Well, not to be completely egotistical, here's to all involved concerning the WTC incident: my condolences. However, I can't help but to wonder if some perspective might be required. Measured in human lives, this disaster is hardly unique. I've heard it said several times that "this is the largest deliberate, man-caused disaster ever", and every time I wonder "Oh? Do wars 'just happen'? Maybe that atomic bomb just slipped?". No, don't think I'm implying anything. Nobody deserves anything like this. But if news and history books have anything to do with reality, this is far from "nothing will ever be the same again" scale disaster.
We had a silent couple of minutes in school for you know why. I was silent.
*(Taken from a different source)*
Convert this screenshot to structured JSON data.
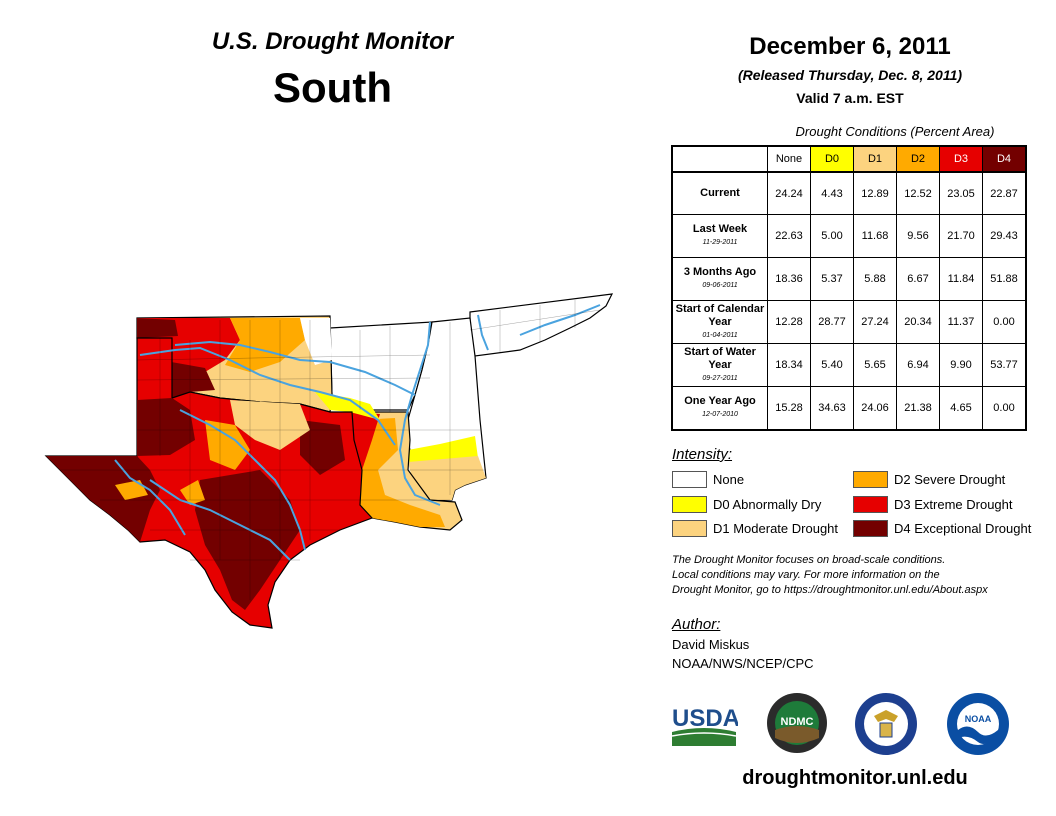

Death is not good, and I must admit it's still pretty stunning to think that there actually is a huge pile of rubble where used to stand a building I visited 6 years ago. Strange, though, how I can be properly respectful and the next heartbeat snicker about it. On that tuesday, while the news trickled about the building being hit, then hit, then collapsing and hits, I was chatting with a rather spiritual and almost religious friend in a way that, well, was far from nice. Thought it was a virtual environment, it felt like we were grinning madly and making bad jokes. As far as I know, neither of us is particularly opposed to USA, but I do know this was the most exciting news event for years I can think of, and, well, if I can't fake concern I won't. Sorry. If that makes me evil, then so be it. Consider this writeup to be at the mercy of your pain.